Prendersi cura di una persona con disturbi del comportamento alimentare è molto spesso un lavoro a tempo pieno, ma raramente viene riconosciuto. Diversi studi dimostrano come lo stress che deriva dall’assistere un* car* con DCA può essere maggiore rispetto a quello causato dall’accudimento di una persona con depressione o schizofrenia. A ciò si accompagna un costante senso di preoccupazione che pervade la quotidianità rendendola sempre più soffocante.
La sfida dei disturbi alimentari per i genitori
Essere genitore di un* figli* con DCA è un’esperienza che mette a dura prova. Un DCA non influisce solo sulla persona che ne soffre, ma anche sull’intero sistema familiare. Si tratta di una continua sfida per chi accoglie, non per scelta, questo “ospite” che non ha chiesto il permesso di entrare nella propria vita. Questo disagio coinvolge tutte le persone vicine al paziente con DCA, le ingloba in una bolla che diventa sempre più angusta e soffocante. Ciò si ripercuote, con un effetto domino, su tutti i componenti della famiglia.
Di fronte a comportamenti che sembrano incomprensibili, è facile sentirsi impotenti, inutili o, addirittura, colpevoli. È fondamentale capire e accettare che i disturbi del comportamento alimentare presentano un’eziologia multifattoriale.
Per un caregiver è indispensabile trovare un equilibrio tra il desiderio di aiutare e il prendersi cura anche della propria salute mentale.
Il supporto da parte della famiglia
Un caregiver può rappresentare la chiave di volta nel percorso di guarigione e decretare quella curva verso la regressione o l’avanzamento del disturbo alimentare. Ascoltare e partecipare attivamente al trattamento non significa “invadere” il suo spazio, ma creare un clima di condivisione e uno spazio di comprensione.

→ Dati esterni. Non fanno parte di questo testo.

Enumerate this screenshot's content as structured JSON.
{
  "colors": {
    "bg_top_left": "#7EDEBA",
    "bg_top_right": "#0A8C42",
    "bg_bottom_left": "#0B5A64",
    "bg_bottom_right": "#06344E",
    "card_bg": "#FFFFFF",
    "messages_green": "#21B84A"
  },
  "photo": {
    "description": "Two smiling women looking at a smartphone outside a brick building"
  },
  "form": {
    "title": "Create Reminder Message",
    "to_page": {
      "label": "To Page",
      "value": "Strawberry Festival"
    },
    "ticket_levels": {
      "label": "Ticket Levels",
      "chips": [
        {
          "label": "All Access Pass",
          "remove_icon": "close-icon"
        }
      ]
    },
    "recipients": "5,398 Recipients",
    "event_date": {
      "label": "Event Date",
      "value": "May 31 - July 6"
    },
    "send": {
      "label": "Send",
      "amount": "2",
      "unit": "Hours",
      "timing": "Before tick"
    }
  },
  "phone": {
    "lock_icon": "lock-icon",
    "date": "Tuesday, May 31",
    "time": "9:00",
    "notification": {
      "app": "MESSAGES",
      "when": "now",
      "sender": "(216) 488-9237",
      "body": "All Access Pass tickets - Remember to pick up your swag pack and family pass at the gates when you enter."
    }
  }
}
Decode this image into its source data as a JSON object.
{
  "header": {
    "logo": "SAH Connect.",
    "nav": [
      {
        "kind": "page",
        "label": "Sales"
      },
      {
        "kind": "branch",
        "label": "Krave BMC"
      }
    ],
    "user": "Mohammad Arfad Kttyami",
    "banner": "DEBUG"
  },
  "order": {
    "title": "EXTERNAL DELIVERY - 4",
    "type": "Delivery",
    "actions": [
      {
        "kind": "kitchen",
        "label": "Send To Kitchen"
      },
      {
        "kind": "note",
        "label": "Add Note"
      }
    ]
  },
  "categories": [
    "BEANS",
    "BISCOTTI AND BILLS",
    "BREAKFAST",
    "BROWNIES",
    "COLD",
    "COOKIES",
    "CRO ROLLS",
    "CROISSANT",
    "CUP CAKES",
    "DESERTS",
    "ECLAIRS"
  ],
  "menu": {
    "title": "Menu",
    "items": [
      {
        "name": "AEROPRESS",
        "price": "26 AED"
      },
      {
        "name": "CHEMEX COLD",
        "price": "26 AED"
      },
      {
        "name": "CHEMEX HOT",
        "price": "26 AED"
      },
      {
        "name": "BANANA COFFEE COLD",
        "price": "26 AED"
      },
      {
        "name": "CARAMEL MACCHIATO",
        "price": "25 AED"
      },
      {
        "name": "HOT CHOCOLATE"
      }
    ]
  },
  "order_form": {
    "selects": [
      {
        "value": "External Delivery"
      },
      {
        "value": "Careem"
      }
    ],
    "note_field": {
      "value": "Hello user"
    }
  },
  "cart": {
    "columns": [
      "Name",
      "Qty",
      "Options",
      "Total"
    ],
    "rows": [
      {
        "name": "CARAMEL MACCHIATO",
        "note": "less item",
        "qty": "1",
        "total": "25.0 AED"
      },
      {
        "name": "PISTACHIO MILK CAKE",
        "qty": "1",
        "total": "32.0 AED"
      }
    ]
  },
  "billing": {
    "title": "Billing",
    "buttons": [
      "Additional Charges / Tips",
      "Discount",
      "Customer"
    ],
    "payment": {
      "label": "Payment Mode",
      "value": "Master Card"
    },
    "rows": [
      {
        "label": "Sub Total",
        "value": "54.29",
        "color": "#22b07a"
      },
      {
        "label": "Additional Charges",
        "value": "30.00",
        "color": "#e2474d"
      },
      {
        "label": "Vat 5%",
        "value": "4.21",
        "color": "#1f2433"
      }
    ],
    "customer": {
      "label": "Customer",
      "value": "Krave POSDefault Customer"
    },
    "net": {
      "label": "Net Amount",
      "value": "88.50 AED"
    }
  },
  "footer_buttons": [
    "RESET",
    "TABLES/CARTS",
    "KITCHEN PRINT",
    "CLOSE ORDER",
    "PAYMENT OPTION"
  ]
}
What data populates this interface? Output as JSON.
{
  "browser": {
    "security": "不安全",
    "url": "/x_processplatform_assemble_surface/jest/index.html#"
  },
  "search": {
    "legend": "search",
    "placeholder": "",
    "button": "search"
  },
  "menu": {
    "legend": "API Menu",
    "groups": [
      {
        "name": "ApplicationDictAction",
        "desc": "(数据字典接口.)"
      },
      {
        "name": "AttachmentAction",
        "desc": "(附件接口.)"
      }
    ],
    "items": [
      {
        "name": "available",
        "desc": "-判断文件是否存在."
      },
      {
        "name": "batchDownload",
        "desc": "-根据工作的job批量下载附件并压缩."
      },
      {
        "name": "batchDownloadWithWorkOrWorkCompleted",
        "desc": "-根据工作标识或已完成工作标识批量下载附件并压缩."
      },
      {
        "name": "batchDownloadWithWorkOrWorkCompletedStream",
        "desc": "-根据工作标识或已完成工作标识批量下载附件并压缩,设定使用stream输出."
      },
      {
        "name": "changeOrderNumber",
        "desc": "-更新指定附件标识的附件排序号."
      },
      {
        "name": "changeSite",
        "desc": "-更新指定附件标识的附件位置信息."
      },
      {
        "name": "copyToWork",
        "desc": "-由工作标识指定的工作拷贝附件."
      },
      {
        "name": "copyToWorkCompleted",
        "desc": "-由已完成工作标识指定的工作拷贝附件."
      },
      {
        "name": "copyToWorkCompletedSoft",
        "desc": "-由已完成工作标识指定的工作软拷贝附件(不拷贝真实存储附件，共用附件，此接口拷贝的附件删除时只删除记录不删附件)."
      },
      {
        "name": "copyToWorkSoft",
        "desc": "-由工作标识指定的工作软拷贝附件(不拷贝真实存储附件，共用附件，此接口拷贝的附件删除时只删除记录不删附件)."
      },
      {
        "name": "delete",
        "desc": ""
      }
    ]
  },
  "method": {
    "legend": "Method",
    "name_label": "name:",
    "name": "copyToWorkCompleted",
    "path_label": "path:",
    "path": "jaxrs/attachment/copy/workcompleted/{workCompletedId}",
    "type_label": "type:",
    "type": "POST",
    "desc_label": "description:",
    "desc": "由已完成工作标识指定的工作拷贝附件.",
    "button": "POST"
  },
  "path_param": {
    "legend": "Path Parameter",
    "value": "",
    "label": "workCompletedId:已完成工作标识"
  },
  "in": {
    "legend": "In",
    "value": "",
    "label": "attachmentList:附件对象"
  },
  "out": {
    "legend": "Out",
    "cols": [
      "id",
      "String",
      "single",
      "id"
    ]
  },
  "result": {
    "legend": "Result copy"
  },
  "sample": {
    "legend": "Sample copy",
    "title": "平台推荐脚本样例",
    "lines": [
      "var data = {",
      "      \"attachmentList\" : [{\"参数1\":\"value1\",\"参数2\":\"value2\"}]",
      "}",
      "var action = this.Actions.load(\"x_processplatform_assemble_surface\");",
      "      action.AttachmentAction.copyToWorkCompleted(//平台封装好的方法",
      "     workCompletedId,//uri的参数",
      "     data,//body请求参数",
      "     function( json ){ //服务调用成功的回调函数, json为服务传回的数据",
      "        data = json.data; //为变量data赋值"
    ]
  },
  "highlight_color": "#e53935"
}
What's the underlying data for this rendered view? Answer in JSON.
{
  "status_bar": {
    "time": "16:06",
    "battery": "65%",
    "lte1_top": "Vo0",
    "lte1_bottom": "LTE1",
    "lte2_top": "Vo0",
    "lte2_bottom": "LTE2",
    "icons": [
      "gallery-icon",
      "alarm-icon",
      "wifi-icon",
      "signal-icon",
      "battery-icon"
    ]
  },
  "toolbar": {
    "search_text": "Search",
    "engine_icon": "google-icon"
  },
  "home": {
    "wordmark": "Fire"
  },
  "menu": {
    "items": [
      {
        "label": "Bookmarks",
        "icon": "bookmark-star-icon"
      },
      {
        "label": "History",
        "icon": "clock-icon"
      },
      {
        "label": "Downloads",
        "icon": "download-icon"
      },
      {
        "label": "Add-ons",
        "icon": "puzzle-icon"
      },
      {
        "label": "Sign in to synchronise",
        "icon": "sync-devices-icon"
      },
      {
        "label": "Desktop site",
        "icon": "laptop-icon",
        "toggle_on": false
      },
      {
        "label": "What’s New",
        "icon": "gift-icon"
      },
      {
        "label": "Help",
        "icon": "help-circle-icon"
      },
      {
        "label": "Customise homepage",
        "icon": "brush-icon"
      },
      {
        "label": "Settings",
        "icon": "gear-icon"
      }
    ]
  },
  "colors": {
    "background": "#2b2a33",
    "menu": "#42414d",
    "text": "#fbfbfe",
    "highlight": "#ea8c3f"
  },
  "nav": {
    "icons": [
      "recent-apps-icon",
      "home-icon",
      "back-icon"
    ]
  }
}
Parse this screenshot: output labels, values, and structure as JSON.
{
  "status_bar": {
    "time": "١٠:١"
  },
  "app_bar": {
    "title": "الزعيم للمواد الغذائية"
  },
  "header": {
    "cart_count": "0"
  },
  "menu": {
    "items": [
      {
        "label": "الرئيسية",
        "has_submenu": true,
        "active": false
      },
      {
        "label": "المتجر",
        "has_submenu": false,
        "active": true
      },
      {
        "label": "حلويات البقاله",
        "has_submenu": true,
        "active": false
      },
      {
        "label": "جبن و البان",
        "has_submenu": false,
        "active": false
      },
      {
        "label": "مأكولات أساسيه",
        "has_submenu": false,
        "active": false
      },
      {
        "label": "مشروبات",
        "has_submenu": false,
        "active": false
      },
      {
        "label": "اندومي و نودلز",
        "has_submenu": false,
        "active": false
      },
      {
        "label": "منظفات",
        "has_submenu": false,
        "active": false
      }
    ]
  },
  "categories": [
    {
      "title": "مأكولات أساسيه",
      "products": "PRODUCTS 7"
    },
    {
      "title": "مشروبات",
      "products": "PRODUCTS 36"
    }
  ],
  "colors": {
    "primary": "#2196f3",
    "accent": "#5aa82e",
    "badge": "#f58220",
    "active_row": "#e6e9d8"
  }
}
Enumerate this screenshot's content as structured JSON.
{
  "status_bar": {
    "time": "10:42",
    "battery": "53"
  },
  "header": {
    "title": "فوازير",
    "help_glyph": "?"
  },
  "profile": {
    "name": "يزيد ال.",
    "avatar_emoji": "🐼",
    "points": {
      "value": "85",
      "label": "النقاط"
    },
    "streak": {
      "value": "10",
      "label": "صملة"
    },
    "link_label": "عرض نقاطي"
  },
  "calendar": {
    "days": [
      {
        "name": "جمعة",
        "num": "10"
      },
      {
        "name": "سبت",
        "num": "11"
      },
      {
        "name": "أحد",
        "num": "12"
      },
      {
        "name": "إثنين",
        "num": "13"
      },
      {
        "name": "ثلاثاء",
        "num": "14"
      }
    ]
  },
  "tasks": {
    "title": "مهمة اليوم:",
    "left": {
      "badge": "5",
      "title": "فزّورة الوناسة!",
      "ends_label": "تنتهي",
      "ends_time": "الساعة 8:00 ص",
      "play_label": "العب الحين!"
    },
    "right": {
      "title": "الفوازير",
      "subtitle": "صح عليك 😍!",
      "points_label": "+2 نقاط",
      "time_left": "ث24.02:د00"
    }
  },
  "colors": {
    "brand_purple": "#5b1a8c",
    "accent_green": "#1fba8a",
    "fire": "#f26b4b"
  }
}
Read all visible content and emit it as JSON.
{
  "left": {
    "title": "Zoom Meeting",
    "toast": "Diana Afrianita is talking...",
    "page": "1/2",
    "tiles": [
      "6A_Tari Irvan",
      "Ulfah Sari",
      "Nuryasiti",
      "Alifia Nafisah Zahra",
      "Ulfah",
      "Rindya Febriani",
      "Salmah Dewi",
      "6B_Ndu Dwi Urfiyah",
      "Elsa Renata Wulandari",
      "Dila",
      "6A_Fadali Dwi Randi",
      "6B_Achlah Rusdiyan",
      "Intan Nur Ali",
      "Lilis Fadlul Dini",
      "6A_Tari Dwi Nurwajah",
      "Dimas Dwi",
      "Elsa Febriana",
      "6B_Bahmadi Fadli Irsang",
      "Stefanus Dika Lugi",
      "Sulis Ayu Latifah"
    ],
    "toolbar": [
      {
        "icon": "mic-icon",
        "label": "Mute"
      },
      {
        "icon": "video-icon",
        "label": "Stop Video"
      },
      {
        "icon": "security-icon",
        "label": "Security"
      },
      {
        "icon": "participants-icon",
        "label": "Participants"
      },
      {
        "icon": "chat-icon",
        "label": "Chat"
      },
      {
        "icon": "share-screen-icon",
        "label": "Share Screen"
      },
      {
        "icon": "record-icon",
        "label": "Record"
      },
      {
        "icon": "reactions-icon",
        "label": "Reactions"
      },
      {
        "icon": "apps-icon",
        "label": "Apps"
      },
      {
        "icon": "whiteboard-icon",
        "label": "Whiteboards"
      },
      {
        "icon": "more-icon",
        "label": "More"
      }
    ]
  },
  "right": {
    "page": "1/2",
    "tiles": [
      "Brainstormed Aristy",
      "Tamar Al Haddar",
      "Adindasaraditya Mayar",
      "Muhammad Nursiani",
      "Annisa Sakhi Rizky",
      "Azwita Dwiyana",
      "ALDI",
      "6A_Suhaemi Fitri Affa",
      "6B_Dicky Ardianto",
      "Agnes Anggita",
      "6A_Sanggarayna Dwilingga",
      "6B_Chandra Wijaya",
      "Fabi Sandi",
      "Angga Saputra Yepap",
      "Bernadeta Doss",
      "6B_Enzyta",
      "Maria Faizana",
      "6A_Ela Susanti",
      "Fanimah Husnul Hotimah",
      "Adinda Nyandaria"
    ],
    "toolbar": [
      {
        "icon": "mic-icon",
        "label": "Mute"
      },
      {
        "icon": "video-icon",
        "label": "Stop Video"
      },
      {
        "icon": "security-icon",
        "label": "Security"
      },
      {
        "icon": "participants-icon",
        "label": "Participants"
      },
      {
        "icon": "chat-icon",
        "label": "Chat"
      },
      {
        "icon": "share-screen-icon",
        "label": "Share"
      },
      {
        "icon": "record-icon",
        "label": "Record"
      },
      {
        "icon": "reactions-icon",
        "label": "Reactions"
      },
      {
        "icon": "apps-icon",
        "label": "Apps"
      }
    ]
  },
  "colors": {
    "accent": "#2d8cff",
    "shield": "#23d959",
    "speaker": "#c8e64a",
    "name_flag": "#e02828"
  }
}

È fondamentale stabilire un canale di comunicazione aperta, ponendo delle domande per capire come si sente la persona con DCA.
La costruzione di routine chiare e confini sani e stabili aiuta a stabilire piccole abitudini quotidiane e ottenere una relativa sicurezza.
Al caregiver viene spesso consigliato di informarsi e formarsi sui DCA, così da poterne riconoscere sin da subito di segnali ed evitare giudizi che possono ostacolare il recovery.
Cosa significa vivere accanto a una persona con DCA
I primi stati emotivi percepiti sono il disorientamento e la destabilizzazione. La quotidianità a cui si è sempre stati abituati viene totalmente stravolta. Ciò che prima era una certezza, adesso non lo è più.
Capita davvero di frequente che il senso di colpa e la rabbia incastrino i membri coinvolti in una spirale che contribuisc, non solo a mantenere, ma anche ad acuire il disagio. Focalizzarsi unicamente sulla ricerca “del colpevole”, sull’ipotetico errore compiuto, sull’evento scatenante, non fa altro che allontanare coloro che soffrono dalla possibilità di costruire un dialogo autentico. Il senso di colpa e la rabbia impediscono di vedere le possibili vie d’uscita, causano dissapori tra i familiari che spesso si incolpano a vicenda, alimentano e cronicizzano il DCA. Allo stesso modo, è importante non colpevolizzare chi è portatore della sofferenza sintomatologica.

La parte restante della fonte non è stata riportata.